My kids’ school is currently opening the enrollment. No tuition fee increase and there’s a Php1,500 discount on miscellaneous fees. They’re doing the blended mode of learning. Still need textbooks. That means we’d have to shell out around Php40,000 per kid.

Too heavy on our budget. Our salaries have been cut and we’re going to spend on technology and electricity. The school has to understand that. I’m also imagining the scenario for households that have more than one kid but with only one computer. Or those who don’t have any apparatus or internet connection at all. Or those whose parents are working full-time and have little time to teach or assist their kids on school work.

It’s nice to find support groups like the DepEd Commons Facebook page where you can download worksheets for free. Still, there are those scenarios…

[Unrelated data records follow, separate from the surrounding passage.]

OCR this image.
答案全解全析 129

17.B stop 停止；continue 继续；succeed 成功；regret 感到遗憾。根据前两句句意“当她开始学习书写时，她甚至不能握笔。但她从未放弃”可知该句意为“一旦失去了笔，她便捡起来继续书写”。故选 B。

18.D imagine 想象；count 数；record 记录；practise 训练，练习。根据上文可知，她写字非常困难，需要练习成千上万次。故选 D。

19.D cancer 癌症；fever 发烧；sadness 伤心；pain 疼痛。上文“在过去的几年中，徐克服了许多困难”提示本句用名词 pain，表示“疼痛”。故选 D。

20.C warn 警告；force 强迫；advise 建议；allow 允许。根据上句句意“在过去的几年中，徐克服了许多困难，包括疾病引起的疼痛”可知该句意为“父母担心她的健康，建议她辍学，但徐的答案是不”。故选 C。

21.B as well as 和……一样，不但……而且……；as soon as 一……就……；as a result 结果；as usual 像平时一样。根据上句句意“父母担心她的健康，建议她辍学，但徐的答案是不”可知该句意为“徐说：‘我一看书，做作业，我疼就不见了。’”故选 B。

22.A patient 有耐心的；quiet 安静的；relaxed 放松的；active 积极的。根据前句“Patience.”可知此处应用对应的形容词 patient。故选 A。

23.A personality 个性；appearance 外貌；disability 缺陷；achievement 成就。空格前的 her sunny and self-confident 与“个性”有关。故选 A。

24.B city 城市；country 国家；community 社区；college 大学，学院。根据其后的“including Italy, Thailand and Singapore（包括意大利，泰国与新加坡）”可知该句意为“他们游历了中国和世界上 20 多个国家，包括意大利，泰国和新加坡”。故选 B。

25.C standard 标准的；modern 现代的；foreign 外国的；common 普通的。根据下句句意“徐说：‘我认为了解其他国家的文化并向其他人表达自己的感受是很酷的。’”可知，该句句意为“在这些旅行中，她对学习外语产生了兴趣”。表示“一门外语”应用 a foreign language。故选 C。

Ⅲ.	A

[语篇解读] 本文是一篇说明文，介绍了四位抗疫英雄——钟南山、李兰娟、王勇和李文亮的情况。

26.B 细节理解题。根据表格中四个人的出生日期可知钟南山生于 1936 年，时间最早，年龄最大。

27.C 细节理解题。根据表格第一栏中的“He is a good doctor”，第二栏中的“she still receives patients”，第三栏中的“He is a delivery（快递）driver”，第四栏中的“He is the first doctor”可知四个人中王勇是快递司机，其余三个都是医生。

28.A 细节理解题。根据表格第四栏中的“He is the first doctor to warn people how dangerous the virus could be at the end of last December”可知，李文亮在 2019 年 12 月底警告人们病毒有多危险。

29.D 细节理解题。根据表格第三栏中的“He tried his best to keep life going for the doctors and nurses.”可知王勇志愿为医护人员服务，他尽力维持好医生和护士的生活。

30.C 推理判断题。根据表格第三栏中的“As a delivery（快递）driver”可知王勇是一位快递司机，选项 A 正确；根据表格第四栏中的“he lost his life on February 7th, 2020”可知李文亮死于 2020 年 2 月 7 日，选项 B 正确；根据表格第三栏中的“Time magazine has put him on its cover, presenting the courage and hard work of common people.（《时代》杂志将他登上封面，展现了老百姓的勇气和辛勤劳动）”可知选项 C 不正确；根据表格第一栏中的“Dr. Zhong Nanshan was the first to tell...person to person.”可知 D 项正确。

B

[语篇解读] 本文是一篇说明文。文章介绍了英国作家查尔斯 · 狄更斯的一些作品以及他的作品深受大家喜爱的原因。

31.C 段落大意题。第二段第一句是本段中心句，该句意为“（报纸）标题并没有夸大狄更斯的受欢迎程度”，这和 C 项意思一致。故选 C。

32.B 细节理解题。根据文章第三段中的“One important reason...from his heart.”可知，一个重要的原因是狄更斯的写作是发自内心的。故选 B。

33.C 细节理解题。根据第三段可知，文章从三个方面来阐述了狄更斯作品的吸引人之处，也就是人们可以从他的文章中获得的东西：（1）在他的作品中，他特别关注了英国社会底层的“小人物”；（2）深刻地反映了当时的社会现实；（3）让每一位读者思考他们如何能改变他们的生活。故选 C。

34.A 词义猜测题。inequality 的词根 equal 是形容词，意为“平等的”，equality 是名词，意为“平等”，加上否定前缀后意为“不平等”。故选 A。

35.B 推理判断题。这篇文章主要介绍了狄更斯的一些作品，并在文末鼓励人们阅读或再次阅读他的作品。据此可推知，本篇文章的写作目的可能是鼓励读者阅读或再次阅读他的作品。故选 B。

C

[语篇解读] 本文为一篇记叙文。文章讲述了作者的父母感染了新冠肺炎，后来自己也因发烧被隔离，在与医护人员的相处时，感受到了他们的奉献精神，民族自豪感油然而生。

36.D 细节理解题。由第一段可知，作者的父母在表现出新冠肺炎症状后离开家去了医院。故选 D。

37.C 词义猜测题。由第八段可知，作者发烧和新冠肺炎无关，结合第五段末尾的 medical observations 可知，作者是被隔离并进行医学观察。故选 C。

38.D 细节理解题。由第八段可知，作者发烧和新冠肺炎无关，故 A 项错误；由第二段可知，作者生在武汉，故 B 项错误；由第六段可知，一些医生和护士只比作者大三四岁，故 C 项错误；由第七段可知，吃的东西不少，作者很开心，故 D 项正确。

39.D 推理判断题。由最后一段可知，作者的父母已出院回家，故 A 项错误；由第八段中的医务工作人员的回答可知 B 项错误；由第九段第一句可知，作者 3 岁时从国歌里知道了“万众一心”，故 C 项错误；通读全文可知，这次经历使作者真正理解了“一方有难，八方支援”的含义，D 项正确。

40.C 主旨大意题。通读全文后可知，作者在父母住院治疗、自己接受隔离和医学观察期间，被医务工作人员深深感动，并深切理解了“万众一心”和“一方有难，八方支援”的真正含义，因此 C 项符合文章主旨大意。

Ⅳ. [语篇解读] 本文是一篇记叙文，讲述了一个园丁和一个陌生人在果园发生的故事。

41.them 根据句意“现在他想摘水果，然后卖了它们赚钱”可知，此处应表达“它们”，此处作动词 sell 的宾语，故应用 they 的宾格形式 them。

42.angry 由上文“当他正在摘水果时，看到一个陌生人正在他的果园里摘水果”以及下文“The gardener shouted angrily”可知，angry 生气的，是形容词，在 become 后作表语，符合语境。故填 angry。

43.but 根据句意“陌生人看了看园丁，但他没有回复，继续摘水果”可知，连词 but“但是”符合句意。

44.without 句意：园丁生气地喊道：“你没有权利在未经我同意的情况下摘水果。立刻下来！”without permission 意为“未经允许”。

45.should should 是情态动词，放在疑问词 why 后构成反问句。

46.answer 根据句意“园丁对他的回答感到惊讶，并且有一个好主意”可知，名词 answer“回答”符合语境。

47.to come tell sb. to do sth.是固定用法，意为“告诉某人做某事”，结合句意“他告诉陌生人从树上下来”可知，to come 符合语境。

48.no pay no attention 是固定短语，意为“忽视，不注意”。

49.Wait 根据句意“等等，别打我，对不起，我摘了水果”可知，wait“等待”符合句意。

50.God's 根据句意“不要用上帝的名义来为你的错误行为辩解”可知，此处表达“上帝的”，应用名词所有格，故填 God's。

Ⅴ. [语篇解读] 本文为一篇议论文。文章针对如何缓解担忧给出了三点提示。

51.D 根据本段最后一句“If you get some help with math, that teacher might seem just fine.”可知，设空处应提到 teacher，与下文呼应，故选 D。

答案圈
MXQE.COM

Some parents are considering a gap year for their kids. Hubby and I are not sure if we’re up to it since Eldest is supposed to be in Grade 6 this school year. But we’re hesitant on enrolling the kids to the school if we’re going to spend a lot. We’ve been looking into schools that offer home schooling or online learning programs that are more affordable. My sister thinks that that would be better, at least to lessen our expenses for the time being.

With what’s happening, it’s obvious that there’s going to be a huge change in how we live. It’s just so hard to transition when 1) you’ve been used to that “normal” your whole life and 2) there’s little to no support for the people.

Riding this wave pretty much sucks. Hope it ebbs soon.